Smart Schema is versatile and can be applied in various scenarios:

*   **ETL Pipelines**: Validate data integrity at each step of your data extraction, transformation, and loading processes.
*   **API Development**: Enforce request and response schemas for robust API contracts (e.g., with FastAPI, Flask).
*   **Configuration Management**: Ensure application configuration files are correctly structured and typed on startup.
*   **Data Cleaning & Preparation**: Systematically check data consistency during data science and analytics workflows.
*   **Data Migration**: Validate data before and after migrating between different systems or databases.
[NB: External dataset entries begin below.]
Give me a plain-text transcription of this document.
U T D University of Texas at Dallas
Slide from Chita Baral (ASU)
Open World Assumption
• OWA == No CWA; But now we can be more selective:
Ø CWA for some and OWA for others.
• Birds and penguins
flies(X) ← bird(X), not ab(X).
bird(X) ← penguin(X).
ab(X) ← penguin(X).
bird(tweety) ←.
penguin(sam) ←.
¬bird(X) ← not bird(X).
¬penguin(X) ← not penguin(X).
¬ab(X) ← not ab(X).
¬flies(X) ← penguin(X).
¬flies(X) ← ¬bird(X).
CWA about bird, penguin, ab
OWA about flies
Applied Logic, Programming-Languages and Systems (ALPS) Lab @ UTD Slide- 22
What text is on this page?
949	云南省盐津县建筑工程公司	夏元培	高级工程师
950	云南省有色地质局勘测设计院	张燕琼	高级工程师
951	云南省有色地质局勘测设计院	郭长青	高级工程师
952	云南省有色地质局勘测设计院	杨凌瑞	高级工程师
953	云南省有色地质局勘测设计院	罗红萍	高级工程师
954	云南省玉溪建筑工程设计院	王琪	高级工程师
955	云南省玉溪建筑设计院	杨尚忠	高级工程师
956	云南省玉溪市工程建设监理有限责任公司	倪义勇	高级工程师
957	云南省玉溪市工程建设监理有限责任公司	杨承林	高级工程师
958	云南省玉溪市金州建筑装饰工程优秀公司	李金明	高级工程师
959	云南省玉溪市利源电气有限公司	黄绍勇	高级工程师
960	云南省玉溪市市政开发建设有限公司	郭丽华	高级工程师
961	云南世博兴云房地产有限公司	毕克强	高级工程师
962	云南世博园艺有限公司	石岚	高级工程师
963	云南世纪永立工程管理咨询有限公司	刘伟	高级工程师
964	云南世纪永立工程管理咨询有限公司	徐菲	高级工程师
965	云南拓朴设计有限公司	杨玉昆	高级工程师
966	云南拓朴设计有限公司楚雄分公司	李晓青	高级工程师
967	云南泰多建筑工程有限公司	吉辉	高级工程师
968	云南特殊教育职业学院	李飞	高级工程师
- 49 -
Refer to the `examples/` directory in the repository for more detailed usage patterns, including:
*   `quickstart.ipynb`: Covers core generation and validation.
*   `integration_quickbook.ipynb`: Demonstrates practical integration scenarios for CSVs, API-like JSON, and configuration files.

## Contributing

Contributions are welcome! If you'd like to contribute, please feel free to fork the repository, make your changes, and submit a pull request. If you find any bugs or have feature suggestions, please open an issue.

## License

This project is licensed under the **MIT License**. See the `LICENSE` file for details.